Mike Moore, the WTO director general, warned that failure would send a risky signal of division at a time when the world's major economies were sliding into recession.
"At a time when global cooperation is as important as it has ever been, a failure to improve one of the most important pillars of the international architecture would be not only unfortunate but dangerous," he said in an introductory statement obtained by AFP.
Similar warnings have come in recent days from officials in the United States, Japan, the European Union and developing countries.
In the United States, Trade Representative Robert Zoellick has also publicly evoked the possibility that that the Doha meeting -- and the campaign to boost trade on global rather than regional levels -- could founder.

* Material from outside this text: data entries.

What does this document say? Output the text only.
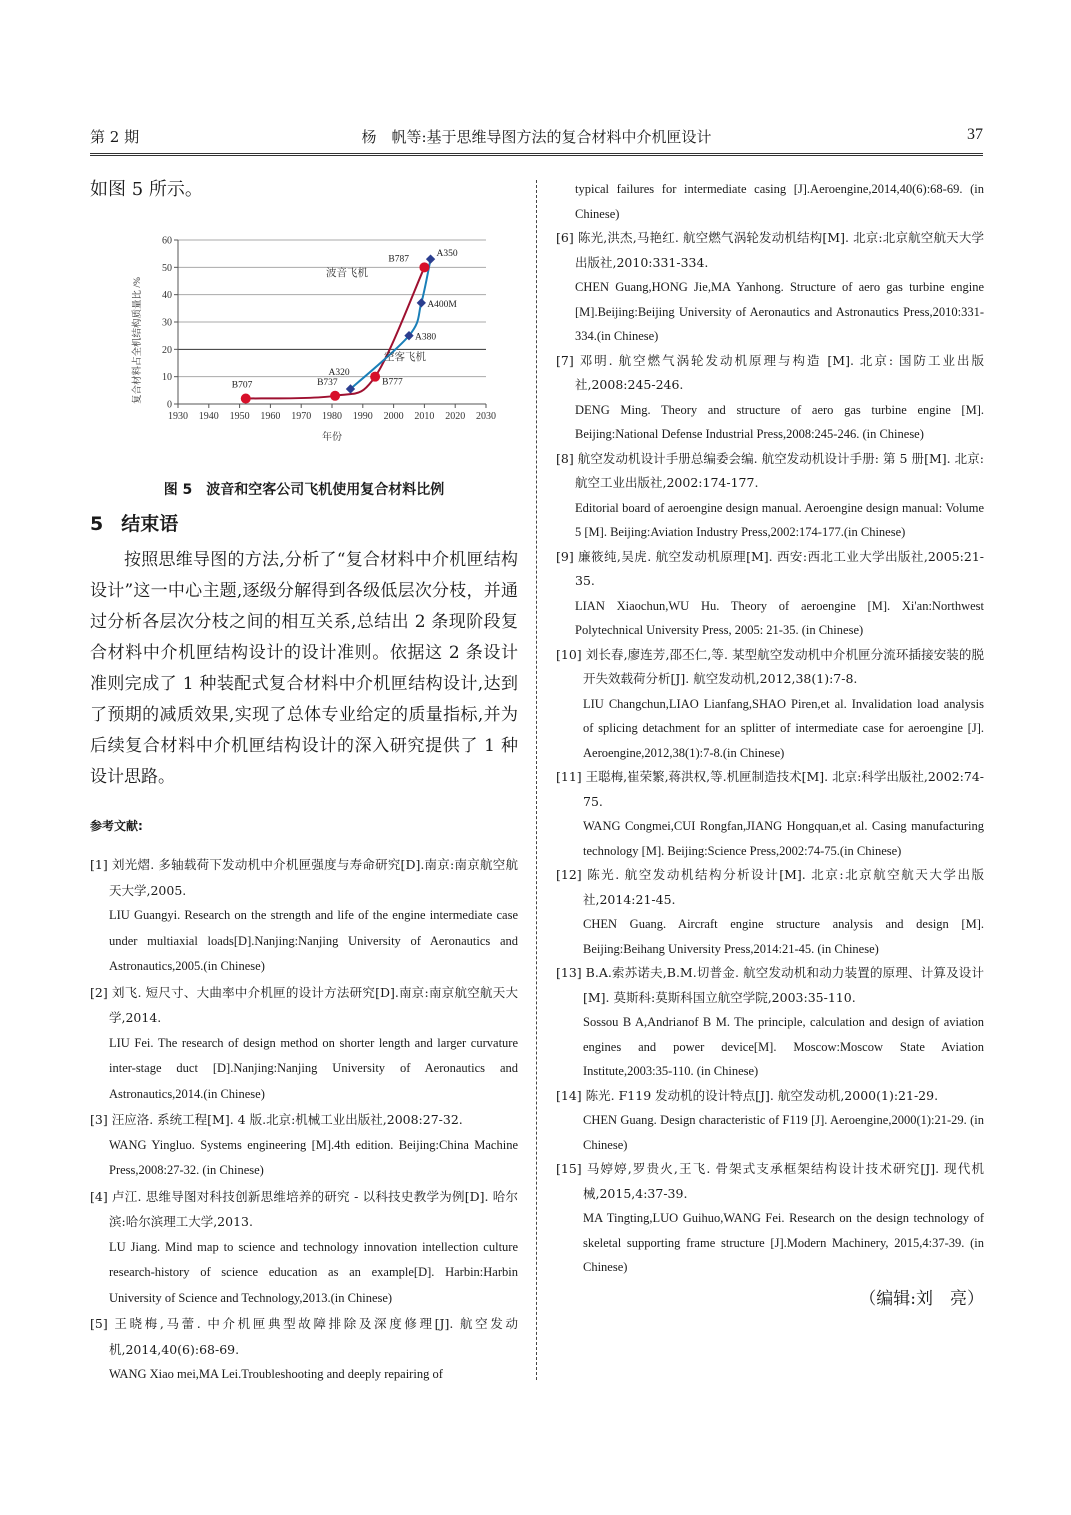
第 2 期	杨　帆等:基于思维导图方法的复合材料中介机匣设计	37

如图 5 所示。

0
10
20
30
40
50
60
1930 1940 1950 1960 1970 1980 1990 2000 2010 2020 2030
B707	B737	B777
B787
A320
A380
A400M
A350
波音飞机
空客飞机
年份
复合材料占全机结构质量比 /%
图 5　波音和空客公司飞机使用复合材料比例
5 结束语

按照思维导图的方法,分析了“复合材料中介机匣结构设计”这一中心主题,逐级分解得到各级低层次分枝，并通过分析各层次分枝之间的相互关系,总结出 2 条现阶段复合材料中介机匣结构设计的设计准则。依据这 2 条设计准则完成了 1 种装配式复合材料中介机匣结构设计,达到了预期的减质效果,实现了总体专业给定的质量指标,并为后续复合材料中介机匣结构设计的深入研究提供了 1 种设计思路。

参考文献:
[1] 刘光熠. 多轴载荷下发动机中介机匣强度与寿命研究[D].南京:南京航空航天大学,2005.
LIU Guangyi. Research on the strength and life of the engine intermediate case under multiaxial loads[D].Nanjing:Nanjing University of Aeronautics and Astronautics,2005.(in Chinese)
[2] 刘飞. 短尺寸、大曲率中介机匣的设计方法研究[D].南京:南京航空航天大学,2014.
LIU Fei. The research of design method on shorter length and larger curvature inter-stage duct [D].Nanjing:Nanjing University of Aeronautics and Astronautics,2014.(in Chinese)
[3] 汪应洛. 系统工程[M]. 4 版.北京:机械工业出版社,2008:27-32.
WANG Yingluo. Systems engineering [M].4th edition. Beijing:China Machine Press,2008:27-32. (in Chinese)
[4] 卢江. 思维导图对科技创新思维培养的研究 - 以科技史教学为例[D]. 哈尔滨:哈尔滨理工大学,2013.
LU Jiang. Mind map to science and technology innovation intellection culture research-history of science education as an example[D]. Harbin:Harbin University of Science and Technology,2013.(in Chinese)
[5] 王晓梅,马蕾. 中介机匣典型故障排除及深度修理[J]. 航空发动机,2014,40(6):68-69.
WANG Xiao mei,MA Lei.Troubleshooting and deeply repairing of

typical failures for intermediate casing [J].Aeroengine,2014,40(6):68-69. (in Chinese)

[6] 陈光,洪杰,马艳红. 航空燃气涡轮发动机结构[M]. 北京:北京航空航天大学出版社,2010:331-334.
CHEN Guang,HONG Jie,MA Yanhong. Structure of aero gas turbine engine [M].Beijing:Beijing University of Aeronautics and Astronautics Press,2010:331-334.(in Chinese)
[7] 邓明. 航空燃气涡轮发动机原理与构造 [M]. 北京: 国防工业出版社,2008:245-246.
DENG Ming. Theory and structure of aero gas turbine engine [M]. Beijing:National Defense Industrial Press,2008:245-246. (in Chinese)
[8] 航空发动机设计手册总编委会编. 航空发动机设计手册: 第 5 册[M]. 北京:航空工业出版社,2002:174-177.
Editorial board of aeroengine design manual. Aeroengine design manual: Volume 5 [M]. Beijing:Aviation Industry Press,2002:174-177.(in Chinese)
[9] 廉筱纯,吴虎. 航空发动机原理[M]. 西安:西北工业大学出版社,2005:21-35.
LIAN Xiaochun,WU Hu. Theory of aeroengine [M]. Xi'an:Northwest Polytechnical University Press, 2005: 21-35. (in Chinese)
[10] 刘长春,廖连芳,邵丕仁,等. 某型航空发动机中介机匣分流环插接安装的脱开失效载荷分析[J]. 航空发动机,2012,38(1):7-8.
LIU Changchun,LIAO Lianfang,SHAO Piren,et al. Invalidation load analysis of splicing detachment for an splitter of intermediate case for aeroengine [J]. Aeroengine,2012,38(1):7-8.(in Chinese)
[11] 王聪梅,崔荣繁,蒋洪权,等.机匣制造技术[M]. 北京:科学出版社,2002:74-75.
WANG Congmei,CUI Rongfan,JIANG Hongquan,et al. Casing manufacturing technology [M]. Beijing:Science Press,2002:74-75.(in Chinese)
[12] 陈光. 航空发动机结构分析设计[M]. 北京:北京航空航天大学出版社,2014:21-45.
CHEN Guang. Aircraft engine structure analysis and design [M]. Beijing:Beihang University Press,2014:21-45. (in Chinese)
[13] B.A.索苏诺夫,B.M.切普金. 航空发动机和动力装置的原理、计算及设计[M]. 莫斯科:莫斯科国立航空学院,2003:35-110.
Sossou B A,Andrianof B M. The principle, calculation and design of aviation engines and power device[M]. Moscow:Moscow State Aviation Institute,2003:35-110. (in Chinese)
[14] 陈光. F119 发动机的设计特点[J]. 航空发动机,2000(1):21-29.
CHEN Guang. Design characteristic of F119 [J]. Aeroengine,2000(1):21-29. (in Chinese)
[15] 马婷婷,罗贵火,王飞. 骨架式支承框架结构设计技术研究[J]. 现代机械,2015,4:37-39.
MA Tingting,LUO Guihuo,WANG Fei. Research on the design technology of skeletal supporting frame structure [J].Modern Machinery, 2015,4:37-39. (in Chinese)
（编辑:刘　亮）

"If the WTO falters," he said, "the United States will continue to pursue trade liberalization, turning to regional and country-by-country alternatives".
Just as they were in Seattle, the United States and the European Union are at loggerheads over government subsidies to help farmers export their output.
Washington and its allies in a bloc known as the Cairns Group insist that the new round lead to the elimination of such assistance, an outcome vigorously rejected by the EU.
The United States for its part is resisting the inclusion in a new round of debate on its anti-dumping policies, under which punitive duties have been slapped on imports deemed to have entered the US market at unfairly low prices.
That practice has been bitterly denounced by Japan and South Korea, both of which want to see the issue on any future trade liberalization agenda.
Developing countries are also approaching Doha dissatisfied with a draft ministerial statement they say falls far short of meeting their needs.
Poor nations in particular resent being pressured to make new free trade commitments when they say they have yet to taste the fruits of previous multilateral accords.
They are pressing for greater access to markets in the industrialized world and -- in opposition to the United States and Switzerland -- are seeking the right to override WTO-approved patent protections to produce cheap generic drugs to combat health crises such as AIDS.